Cain: I don't mind talking about it. I think in the shock and immediate aftermath of such an intense emotional earthquake, it doesn't matter what kind of work you do. The book didn’t matter in those moments. But once I emerged from the immediate earthquake and was looking at the rubble around me, that’s the period where all the work I had been doing on the book was incredibly helpful. I was just so attuned to the way that this is part of life.

The writer Nora McInerny talks about the distinction between moving on and moving forward. She lost her husband at a very young age, and she felt like everyone’s advice after a period of time was just, “Move on, move on.” But anyone who has worked through grief knows that you don't want to move on. You don't want to leave behind the person you love. But moving forward is very different because it acknowledges that you're going to carry that person with you always. You don't have to leave them behind. She has since remarried. But she says that the wife she is now was informed by the marriage she had with her lost husband.

I see that in my own life. I think of my father all the time. I constantly hear music that he introduced me to. My kids will do something and I'll think, “Dad would have loved this.” You get through a period where you're not crying every time you have that thought, but it is the new way of carrying the person with you and integrating them into your new life.

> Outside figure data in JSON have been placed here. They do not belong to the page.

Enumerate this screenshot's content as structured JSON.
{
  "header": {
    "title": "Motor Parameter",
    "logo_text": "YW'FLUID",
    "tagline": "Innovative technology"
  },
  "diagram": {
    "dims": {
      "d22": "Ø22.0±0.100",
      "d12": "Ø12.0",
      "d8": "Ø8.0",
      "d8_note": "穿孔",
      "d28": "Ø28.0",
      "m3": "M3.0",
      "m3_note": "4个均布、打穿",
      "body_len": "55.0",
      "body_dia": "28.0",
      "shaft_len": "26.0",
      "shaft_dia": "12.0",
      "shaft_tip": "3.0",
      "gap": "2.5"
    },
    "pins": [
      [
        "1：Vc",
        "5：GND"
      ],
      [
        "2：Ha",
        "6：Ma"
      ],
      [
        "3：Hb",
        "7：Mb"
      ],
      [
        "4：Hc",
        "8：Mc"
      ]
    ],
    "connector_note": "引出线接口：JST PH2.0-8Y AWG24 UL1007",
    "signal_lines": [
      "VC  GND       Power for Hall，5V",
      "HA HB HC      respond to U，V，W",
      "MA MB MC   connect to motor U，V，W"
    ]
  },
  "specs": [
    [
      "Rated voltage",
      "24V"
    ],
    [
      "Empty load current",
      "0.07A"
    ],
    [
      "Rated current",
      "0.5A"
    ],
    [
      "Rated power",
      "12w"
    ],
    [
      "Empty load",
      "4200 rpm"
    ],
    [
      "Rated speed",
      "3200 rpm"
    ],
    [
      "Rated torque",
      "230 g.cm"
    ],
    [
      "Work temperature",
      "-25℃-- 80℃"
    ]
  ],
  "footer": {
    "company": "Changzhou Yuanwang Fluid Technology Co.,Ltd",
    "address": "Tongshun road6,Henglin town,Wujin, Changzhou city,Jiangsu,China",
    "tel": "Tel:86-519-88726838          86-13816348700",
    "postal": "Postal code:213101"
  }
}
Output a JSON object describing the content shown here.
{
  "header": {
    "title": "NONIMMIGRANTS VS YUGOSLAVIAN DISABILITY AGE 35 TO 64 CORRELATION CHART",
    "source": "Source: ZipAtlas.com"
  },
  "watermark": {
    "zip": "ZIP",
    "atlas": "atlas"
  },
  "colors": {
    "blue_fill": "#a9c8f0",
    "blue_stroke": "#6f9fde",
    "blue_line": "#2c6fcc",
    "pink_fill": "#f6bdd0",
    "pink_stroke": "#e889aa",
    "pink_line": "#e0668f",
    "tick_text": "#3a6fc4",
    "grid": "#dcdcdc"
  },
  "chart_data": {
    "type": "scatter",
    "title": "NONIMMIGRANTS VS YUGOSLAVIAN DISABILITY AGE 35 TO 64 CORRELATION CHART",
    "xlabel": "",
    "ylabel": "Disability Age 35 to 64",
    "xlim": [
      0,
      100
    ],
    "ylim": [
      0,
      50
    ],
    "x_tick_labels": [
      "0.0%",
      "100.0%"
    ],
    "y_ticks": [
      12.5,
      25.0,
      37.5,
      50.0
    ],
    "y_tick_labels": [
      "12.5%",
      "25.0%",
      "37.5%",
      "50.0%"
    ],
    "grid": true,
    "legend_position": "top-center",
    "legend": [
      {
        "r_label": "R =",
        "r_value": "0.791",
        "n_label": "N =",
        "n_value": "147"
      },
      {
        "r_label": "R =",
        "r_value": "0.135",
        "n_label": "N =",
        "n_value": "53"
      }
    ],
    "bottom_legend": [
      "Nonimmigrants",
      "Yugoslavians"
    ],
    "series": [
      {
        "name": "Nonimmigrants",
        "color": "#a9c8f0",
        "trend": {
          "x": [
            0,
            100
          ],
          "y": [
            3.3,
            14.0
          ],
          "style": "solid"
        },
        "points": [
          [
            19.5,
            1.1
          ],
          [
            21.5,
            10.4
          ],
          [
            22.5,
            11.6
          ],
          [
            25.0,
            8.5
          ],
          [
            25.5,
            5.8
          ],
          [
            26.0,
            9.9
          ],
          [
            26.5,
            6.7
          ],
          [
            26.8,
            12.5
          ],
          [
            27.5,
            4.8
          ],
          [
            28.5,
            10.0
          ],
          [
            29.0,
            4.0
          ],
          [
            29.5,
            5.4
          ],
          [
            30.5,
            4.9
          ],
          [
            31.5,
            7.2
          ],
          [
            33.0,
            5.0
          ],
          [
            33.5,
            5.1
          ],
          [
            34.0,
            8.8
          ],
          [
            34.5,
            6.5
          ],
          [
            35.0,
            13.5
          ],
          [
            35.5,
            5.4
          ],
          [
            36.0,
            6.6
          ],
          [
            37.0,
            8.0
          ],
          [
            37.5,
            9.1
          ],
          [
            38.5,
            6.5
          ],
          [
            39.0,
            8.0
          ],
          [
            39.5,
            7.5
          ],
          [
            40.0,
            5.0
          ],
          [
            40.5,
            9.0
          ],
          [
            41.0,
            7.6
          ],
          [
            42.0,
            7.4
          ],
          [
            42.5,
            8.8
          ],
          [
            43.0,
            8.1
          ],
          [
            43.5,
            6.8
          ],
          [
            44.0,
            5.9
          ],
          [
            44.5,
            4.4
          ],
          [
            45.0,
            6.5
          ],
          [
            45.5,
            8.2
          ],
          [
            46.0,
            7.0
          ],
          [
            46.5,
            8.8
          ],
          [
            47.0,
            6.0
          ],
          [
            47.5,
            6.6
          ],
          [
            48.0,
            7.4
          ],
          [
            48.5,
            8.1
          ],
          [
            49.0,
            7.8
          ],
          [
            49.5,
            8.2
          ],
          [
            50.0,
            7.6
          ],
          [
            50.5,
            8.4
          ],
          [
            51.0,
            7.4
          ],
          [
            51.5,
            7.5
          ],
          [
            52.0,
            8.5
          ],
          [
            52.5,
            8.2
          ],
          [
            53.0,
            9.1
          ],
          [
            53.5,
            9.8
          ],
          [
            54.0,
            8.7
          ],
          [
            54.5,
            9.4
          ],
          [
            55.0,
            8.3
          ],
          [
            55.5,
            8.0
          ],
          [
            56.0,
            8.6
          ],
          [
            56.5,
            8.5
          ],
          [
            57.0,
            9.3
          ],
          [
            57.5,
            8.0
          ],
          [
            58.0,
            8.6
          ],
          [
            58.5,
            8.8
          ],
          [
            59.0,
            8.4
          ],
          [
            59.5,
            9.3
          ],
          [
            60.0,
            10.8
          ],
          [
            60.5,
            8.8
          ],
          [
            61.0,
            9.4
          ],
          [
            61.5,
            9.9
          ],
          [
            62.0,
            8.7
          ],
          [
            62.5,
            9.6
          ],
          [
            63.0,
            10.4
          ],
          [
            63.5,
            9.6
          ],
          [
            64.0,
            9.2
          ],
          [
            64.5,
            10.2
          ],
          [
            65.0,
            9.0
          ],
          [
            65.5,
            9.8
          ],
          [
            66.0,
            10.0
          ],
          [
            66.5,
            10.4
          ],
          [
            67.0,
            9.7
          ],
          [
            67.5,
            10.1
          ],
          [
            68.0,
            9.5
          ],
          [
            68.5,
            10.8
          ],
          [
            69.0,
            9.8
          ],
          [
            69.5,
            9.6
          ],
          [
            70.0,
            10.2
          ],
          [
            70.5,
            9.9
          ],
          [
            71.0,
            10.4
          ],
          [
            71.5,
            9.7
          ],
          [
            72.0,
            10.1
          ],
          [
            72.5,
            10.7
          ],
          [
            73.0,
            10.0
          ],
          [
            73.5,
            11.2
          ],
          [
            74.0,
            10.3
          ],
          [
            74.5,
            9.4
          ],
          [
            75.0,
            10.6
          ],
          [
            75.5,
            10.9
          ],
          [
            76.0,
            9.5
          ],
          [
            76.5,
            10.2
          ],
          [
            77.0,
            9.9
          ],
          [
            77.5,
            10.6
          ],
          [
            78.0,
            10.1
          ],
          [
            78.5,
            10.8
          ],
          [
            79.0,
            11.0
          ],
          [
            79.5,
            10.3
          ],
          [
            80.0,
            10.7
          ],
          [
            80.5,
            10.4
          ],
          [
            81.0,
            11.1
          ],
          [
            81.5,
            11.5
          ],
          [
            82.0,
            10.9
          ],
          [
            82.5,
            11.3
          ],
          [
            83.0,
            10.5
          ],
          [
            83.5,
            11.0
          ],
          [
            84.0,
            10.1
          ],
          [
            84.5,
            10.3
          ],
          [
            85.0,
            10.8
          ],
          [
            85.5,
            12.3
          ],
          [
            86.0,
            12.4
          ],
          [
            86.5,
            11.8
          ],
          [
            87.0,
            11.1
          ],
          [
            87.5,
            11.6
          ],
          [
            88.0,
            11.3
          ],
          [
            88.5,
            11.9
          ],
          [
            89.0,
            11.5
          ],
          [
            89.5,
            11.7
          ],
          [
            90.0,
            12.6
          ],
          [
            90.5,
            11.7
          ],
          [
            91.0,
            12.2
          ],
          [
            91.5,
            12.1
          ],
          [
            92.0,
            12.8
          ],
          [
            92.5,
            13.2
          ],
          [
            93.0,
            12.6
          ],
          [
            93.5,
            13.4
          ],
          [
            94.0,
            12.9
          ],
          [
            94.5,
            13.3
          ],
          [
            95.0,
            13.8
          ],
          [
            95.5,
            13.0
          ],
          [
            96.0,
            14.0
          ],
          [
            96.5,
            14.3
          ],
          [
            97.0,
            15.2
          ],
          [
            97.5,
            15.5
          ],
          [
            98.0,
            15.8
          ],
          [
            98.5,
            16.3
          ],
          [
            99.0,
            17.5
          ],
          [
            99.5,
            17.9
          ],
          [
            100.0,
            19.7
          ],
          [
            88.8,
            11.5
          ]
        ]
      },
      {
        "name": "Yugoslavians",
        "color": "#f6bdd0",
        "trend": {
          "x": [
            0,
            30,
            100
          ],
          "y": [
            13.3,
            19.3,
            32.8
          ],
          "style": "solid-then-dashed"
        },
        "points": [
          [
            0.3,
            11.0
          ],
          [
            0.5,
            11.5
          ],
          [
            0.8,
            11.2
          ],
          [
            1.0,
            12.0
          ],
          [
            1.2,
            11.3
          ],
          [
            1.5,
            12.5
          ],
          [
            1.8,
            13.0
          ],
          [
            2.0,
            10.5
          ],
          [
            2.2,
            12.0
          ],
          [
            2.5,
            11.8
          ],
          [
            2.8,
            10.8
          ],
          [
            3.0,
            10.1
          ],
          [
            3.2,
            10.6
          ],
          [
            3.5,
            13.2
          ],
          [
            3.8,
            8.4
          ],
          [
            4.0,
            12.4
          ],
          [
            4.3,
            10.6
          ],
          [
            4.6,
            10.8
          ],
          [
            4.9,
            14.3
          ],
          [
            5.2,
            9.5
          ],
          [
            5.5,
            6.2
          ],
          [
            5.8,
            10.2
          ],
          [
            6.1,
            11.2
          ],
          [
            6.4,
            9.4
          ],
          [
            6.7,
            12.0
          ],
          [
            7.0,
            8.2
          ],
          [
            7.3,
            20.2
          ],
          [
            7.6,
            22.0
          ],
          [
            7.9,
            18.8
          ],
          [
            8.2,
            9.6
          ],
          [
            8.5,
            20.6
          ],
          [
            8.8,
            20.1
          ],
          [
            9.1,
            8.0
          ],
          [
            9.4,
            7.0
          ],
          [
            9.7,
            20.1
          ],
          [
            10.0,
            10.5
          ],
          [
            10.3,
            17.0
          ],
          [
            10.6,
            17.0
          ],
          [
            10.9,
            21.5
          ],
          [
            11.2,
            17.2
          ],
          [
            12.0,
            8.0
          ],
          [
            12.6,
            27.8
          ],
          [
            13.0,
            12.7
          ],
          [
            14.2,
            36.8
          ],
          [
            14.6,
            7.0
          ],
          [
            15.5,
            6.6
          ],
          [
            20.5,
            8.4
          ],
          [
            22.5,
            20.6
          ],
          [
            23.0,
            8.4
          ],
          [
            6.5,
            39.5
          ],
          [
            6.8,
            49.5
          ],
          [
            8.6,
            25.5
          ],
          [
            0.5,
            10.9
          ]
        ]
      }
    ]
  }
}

Shoenthal: That's beautiful. I would stop there, but I have to ask, as we conclude, what’s next for you? What can readers expect your next “creative offering” to be?

Cain: Other than writing, my creative offering is the Bittersweet course. I found something incredibly intimate about speaking words out loud that reach people in their ears early in the morning. I'm curious about exploring that more. That's why I am also creating a podcast that’s set to air in September 2023.

But when I say creative offering, I also mean it in those smaller, daily moments. You could be having dinner with your family, or it could be a way of seeing the absurd in life and making the people around you laugh. Creativity just means having an awareness of the places where you can inject a little beauty, humor or kindness into the world. We all have ways of doing that.